秦三郎浑身毛孔都张开了,抄起酒提就要舀,却被闻声赶来的芸娘死死拽住袖口:“你疯了?这可是要命的毒酒!”
“娘子不知,”
秦三郎眼睛发直地盯着琥珀色酒液,那酒色在油灯下泛着诱人的光泽。
“酒虫啃心比毒发还难受。若注定要死,我选醉死!”
他突然仰脖灌下满盅。
说罢竟推开妻子,整个脑袋扎进酒瓮狂饮起来。
泼洒的酒液,在从地窖小窗透进的月光下,泛着诡谲的蓝光,空气中弥漫着愈发浓烈的异香。
芸娘吓得魂飞魄散,想要阻拦,却见丈夫饮得酣畅淋漓,面色由白转红,竟比平日更加精神焕发。
“妙啊!妙啊!”
秦三郎抹着嘴边的酒渍,哈哈大笑。
“此酒只应天上有,人间哪得几回尝!”
他摇摇晃晃地抱着酒瓮,一路高歌回到卧房,倒头便睡。
子时梆子刚响,秦三郎突然掐着喉咙滚倒在地。
芸娘点亮油灯一看,只见他面色青紫,浑身僵如朽木,已是气若游丝。
“当家的!你这是何苦啊!”
芸娘哭喊着请来郎中,可郎中把脉后连连摇头:“毒已入骨,准备后事吧。
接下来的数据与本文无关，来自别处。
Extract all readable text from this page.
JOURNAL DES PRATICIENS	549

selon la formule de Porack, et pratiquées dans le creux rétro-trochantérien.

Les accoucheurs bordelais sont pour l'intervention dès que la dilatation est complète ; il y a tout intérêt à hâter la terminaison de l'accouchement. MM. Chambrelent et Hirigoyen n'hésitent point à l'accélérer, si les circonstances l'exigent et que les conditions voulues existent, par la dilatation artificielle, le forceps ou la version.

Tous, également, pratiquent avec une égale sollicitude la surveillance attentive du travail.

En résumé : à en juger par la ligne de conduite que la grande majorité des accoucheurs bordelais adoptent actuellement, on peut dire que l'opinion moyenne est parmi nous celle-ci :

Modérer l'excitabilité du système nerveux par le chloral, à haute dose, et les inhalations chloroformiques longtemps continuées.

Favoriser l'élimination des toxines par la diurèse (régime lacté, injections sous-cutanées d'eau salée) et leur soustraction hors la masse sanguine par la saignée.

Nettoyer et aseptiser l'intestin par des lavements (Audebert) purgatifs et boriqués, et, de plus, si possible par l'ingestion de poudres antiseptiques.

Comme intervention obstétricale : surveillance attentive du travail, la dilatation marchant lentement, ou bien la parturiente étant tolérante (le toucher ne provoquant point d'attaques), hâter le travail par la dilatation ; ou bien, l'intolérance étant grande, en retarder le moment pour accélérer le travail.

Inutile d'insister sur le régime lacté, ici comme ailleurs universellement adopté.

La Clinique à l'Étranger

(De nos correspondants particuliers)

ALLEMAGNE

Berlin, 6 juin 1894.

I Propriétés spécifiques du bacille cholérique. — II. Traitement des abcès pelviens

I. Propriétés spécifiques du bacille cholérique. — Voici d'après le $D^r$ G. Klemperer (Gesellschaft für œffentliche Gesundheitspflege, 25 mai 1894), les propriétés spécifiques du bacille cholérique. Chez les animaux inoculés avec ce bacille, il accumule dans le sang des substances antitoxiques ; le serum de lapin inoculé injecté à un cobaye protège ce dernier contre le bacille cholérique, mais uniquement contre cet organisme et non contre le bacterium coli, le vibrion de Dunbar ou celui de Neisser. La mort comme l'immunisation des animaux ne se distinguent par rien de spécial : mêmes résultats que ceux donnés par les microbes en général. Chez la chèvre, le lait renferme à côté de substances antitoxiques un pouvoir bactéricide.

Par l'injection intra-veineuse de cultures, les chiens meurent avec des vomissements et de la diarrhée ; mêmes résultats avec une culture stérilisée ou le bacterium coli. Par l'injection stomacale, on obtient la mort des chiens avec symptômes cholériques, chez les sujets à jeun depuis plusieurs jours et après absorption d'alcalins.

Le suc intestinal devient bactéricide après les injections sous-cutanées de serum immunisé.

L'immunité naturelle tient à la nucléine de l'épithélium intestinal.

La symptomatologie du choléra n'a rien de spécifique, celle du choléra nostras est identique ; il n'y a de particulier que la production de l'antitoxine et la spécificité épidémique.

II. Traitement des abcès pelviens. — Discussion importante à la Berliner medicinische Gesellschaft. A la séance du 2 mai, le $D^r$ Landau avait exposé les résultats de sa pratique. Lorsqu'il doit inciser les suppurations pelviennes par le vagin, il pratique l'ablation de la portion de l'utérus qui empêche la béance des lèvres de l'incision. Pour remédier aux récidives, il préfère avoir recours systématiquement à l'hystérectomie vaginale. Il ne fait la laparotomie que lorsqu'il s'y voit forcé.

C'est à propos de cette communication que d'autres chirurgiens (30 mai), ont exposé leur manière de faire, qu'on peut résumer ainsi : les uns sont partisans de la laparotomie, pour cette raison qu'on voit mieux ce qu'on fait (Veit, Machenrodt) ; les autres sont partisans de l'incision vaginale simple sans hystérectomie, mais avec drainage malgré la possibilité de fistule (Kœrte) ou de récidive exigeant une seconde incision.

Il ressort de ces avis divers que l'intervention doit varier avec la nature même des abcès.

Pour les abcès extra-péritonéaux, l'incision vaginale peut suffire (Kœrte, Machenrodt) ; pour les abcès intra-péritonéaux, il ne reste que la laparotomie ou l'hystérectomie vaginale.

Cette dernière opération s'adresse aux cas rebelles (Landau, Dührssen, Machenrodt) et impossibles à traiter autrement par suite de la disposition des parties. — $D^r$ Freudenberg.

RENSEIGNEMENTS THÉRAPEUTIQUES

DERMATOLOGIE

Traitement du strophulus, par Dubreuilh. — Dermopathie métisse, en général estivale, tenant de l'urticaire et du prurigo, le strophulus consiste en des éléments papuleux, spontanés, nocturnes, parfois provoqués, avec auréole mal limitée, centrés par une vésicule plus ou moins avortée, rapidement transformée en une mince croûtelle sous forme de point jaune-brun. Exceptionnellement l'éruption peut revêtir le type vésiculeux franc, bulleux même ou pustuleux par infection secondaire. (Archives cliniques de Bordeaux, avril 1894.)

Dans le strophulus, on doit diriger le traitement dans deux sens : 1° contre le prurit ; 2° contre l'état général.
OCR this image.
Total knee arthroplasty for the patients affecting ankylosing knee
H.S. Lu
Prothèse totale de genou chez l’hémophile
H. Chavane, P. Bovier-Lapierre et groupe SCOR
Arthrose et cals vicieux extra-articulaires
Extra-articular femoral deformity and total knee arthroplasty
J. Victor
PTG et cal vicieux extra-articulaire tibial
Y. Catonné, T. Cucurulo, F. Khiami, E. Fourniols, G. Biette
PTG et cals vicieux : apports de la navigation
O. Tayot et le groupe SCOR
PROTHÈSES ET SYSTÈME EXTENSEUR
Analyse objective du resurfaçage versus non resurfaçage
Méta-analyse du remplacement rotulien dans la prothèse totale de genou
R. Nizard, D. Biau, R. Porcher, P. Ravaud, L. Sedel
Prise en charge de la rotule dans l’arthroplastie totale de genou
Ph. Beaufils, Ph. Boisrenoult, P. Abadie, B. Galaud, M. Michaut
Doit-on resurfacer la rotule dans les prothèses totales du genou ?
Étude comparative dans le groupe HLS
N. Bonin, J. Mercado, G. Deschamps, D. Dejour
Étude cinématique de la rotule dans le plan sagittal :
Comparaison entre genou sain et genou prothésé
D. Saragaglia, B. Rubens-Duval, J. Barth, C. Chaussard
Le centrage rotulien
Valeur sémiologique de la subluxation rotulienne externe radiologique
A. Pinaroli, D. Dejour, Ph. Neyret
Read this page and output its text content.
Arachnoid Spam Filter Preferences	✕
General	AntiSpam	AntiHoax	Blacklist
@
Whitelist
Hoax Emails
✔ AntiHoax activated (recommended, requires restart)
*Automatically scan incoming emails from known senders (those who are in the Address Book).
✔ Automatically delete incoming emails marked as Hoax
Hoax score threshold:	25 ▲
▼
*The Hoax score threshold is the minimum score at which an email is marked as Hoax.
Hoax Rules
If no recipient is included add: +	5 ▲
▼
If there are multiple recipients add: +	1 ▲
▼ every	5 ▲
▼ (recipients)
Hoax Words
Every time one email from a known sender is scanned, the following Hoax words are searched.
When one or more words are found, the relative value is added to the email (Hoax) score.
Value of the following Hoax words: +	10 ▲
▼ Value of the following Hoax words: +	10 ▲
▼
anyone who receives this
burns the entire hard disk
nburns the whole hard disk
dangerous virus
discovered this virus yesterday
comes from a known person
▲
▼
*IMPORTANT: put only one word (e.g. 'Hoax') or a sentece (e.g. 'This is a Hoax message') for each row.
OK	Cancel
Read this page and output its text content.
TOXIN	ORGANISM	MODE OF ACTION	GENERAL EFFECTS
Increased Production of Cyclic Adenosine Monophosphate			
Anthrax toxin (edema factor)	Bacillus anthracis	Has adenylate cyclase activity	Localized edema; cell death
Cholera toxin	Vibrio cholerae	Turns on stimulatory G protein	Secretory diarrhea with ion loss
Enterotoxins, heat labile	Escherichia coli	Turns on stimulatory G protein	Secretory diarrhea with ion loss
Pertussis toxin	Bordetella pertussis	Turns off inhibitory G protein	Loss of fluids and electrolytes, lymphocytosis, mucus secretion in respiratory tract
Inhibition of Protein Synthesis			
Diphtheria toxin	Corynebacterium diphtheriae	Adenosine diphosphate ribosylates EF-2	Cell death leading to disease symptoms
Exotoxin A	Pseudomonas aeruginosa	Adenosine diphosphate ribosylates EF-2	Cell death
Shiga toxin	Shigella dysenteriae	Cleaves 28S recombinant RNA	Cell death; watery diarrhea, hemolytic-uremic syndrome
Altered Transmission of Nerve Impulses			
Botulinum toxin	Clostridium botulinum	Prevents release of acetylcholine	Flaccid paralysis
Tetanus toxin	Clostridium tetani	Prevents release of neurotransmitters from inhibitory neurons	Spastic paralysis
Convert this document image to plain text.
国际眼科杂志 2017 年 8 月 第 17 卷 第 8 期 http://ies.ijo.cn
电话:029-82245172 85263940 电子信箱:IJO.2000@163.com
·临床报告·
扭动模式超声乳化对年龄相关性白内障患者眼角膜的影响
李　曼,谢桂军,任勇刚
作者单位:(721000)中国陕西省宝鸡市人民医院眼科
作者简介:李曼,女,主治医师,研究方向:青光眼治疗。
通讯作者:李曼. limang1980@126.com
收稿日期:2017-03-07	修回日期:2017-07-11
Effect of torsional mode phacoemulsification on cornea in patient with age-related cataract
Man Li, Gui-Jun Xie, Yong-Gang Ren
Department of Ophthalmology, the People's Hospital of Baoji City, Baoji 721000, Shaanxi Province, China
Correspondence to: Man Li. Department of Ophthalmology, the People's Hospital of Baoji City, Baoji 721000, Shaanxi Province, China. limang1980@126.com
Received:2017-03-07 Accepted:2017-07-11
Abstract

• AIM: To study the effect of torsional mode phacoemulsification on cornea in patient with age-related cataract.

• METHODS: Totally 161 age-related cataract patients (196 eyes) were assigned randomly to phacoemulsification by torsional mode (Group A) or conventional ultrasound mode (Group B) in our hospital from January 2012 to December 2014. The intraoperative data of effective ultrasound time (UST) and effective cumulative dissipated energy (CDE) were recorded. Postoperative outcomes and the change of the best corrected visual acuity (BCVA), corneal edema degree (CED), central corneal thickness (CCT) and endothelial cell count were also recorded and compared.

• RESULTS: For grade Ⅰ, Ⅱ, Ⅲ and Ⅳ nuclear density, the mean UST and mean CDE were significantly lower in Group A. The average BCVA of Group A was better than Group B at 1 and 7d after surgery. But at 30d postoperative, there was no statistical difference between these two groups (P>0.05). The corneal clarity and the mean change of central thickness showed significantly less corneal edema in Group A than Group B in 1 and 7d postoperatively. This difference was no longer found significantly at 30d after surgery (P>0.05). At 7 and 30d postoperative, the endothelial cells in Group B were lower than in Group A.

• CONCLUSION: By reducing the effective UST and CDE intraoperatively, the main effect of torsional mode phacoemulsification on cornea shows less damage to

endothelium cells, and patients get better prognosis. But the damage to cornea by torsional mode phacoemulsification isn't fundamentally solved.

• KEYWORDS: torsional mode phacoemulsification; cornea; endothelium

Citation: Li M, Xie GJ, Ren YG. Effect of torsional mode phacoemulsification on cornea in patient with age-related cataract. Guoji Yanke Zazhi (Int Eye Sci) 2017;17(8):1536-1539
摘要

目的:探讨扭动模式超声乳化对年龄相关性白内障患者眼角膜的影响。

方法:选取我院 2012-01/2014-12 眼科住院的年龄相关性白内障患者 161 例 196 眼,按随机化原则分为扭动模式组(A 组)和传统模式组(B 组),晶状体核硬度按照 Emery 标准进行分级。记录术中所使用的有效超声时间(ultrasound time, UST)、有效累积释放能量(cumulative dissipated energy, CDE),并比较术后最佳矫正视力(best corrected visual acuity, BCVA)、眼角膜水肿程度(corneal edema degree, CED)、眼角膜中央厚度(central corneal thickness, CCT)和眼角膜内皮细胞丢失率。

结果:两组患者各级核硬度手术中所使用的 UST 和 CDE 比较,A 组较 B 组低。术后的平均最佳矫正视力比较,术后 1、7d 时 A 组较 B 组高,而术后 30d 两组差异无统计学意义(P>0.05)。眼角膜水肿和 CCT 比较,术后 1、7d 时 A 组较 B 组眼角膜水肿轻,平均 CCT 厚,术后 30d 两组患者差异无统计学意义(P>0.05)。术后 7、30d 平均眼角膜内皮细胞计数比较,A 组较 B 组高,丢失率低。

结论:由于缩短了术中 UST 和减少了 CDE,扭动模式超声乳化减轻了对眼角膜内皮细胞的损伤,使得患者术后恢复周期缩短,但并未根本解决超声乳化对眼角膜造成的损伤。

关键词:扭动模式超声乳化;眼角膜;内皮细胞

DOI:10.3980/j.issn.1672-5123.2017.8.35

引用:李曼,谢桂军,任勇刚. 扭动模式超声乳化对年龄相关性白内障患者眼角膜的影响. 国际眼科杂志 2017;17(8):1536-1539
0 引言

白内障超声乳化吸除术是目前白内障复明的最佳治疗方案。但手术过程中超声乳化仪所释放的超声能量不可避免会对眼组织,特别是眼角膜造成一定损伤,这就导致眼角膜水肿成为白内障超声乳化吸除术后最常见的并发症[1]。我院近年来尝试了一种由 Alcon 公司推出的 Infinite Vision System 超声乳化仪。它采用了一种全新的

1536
”
灵堂里,白幡被夜风吹得猎猎作响。
芸娘守着丈夫的棺木,哭得几近昏厥。
忽有一阵香风袭来,烛火摇曳中,一个穿杏红衫子的女童飘然而入。
她约莫七八岁年纪,眉眼如画,赤着一双白净的小脚,却不着尘埃。
“夫人莫怕,我来救你家相公。”
女童声音清脆如银铃,不等芸娘回应,便踮脚将半碗青汁灌入死者口中。
说来也奇,汁液刚入喉,秦三郎便猛地坐起大口喘气,面色渐渐红润如初。
“恩人且慢!”
芸娘拦住欲走的神秘客,纳头便拜。
“请教恩人尊姓大名,来日必当重谢!”
女童掩口轻笑:“奴家是南山胡三娘。
昨夜我家醉鬼偷喝陈员外家的百日醉险些送命,救醒后非说闻见同道中人的酒香……”
她突然蹙鼻嗅了嗅,转向那瓮已被秦三郎饮去大半的断肠酒,“咦?这毒里怎还掺着龙涎香?”
原来当年秦生误抓的毒草包里,混着渔民抵药钱的珍稀香料。
那渔民无钱买药,便拿祖传的龙涎香抵债,秦三郎随手将它放在药架顶层,不想竟与断肠草混在一处。
经三年陈化,剧毒与异香竟相生相克,酿成世间奇物。